Was vom Konzept der militärischen Vormundschaft übrig bleibt

Dieser kurze Vergleich eines erfolgreichen Putsches (1980), einer erfolgreichen Militärintervention per Memorandum (1997) und einer dritten erfolglosen Intervention per Memorandum (2007) zeigt uns: Für das Militär ist die Unterstützung durch führende Klassenakteure entscheidend. Das lässt sich nur schwerlich als militärisches Vormundschaftsregime bezeichnen. Als ein repressiver Staatsapparat hat es im Dienste der herrschenden Klassen als »Panzer des Zwangs« zu funktionieren – konkret: gegenwärtig das neoliberale Regime zu schützen, das 1980 etabliert wurde.

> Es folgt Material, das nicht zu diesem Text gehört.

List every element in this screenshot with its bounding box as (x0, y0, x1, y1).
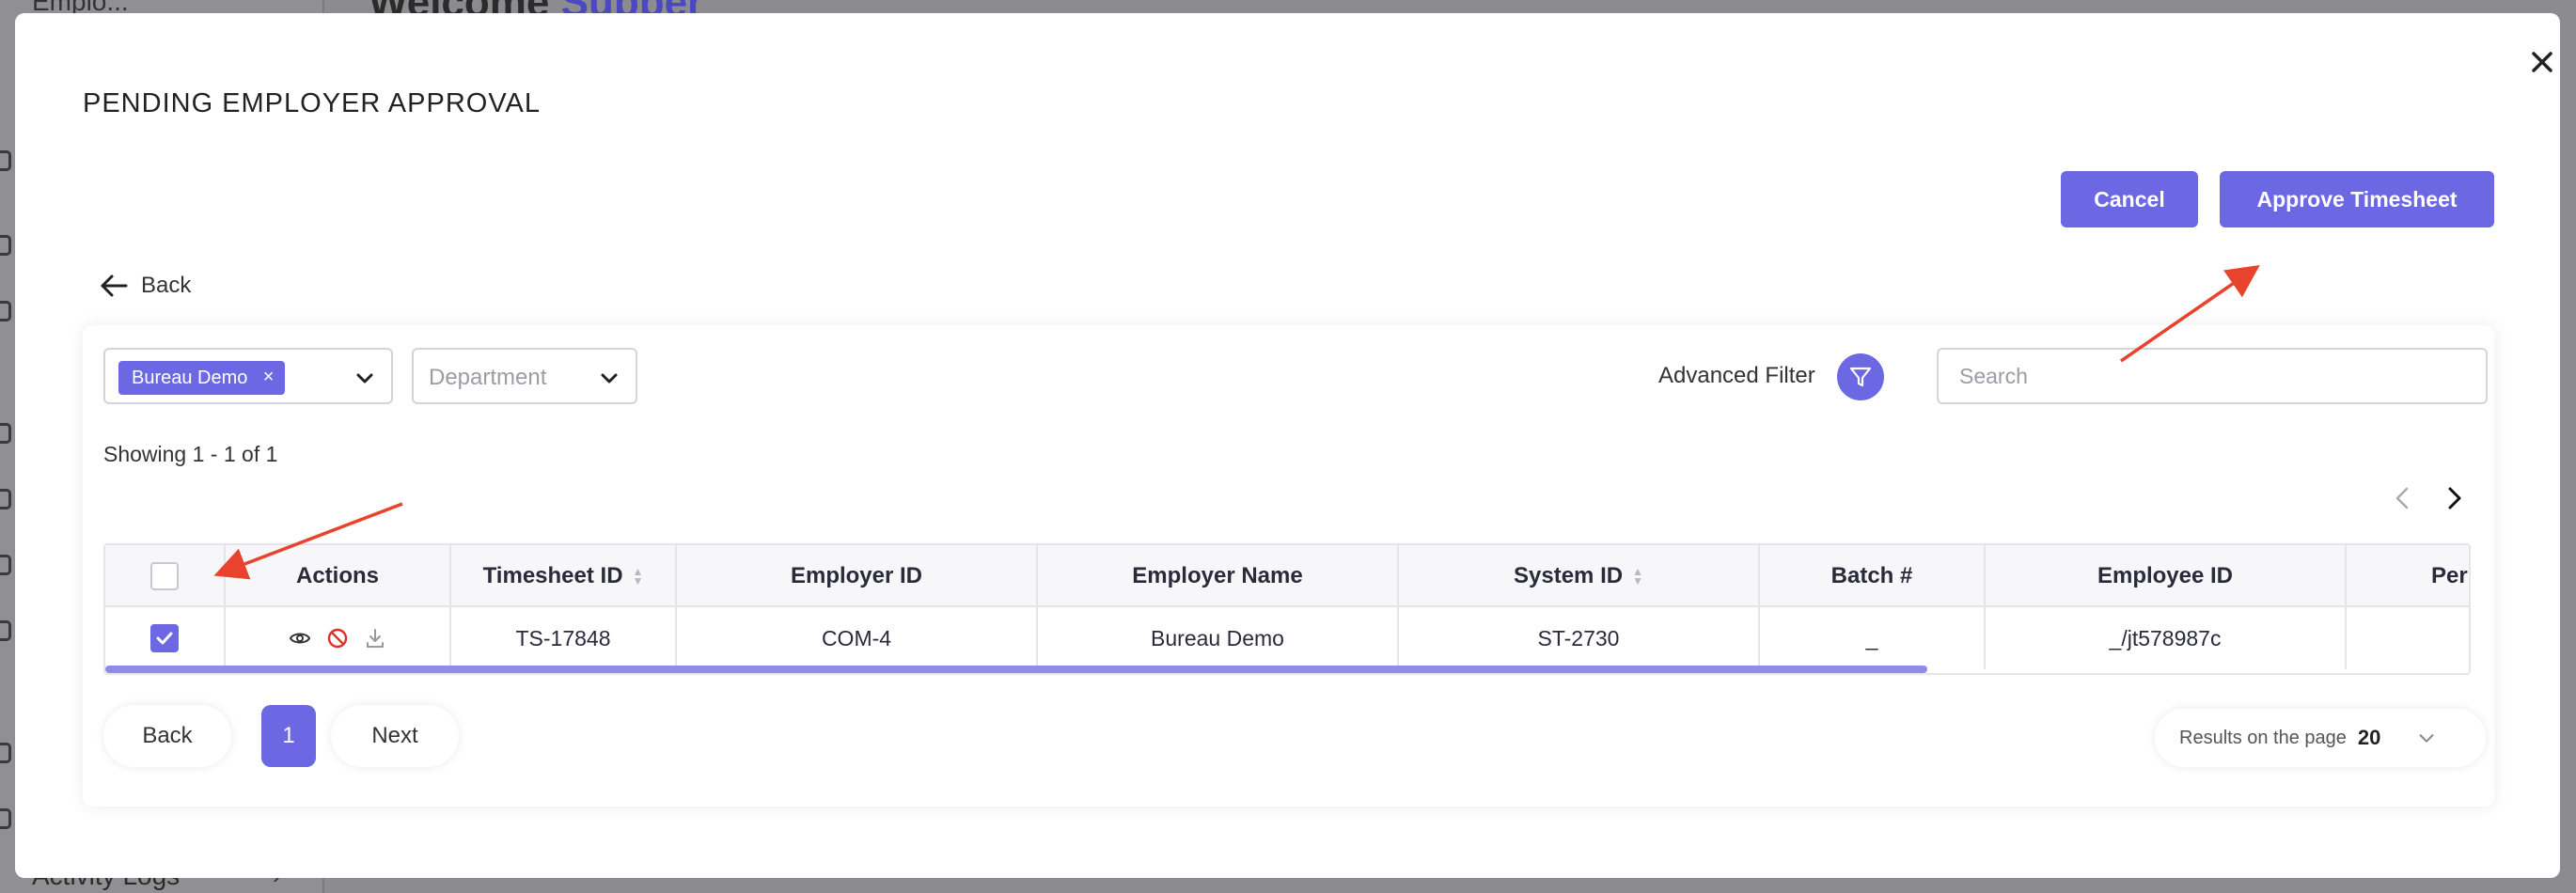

Für die herrschenden Klassen ist die Verteidigung des Neoliberalismus sehr viel wichtiger, als die Verteidigung des Säkularismus. Das Militär zahlte einen hohen Preis, als es die AKP herausforderte, die von den führenden Klassenakteuren als Wächterin des Neoliberalismus geschätzt wird. Die laufenden Ergenekon-Ermittlungen, die Änderungen in der Verfassung und die Militarisierung der Polizei können daher als das lange Echo der Ereignisse von 2007 und 2008 interpretiert werden. Leider muss den Preis dafür nicht nur das Militär entrichten, vielmehr stärken die Veränderungen im Staatsapparat den Panzer des Zwangs immer weiter. Dies wurde besonders offensichtlich im Jahr 2011, als die Repression gegen Oppositionelle ein Ausmaß erreichte, das nicht mehr weit von einer Militärdiktatur entfernt ist.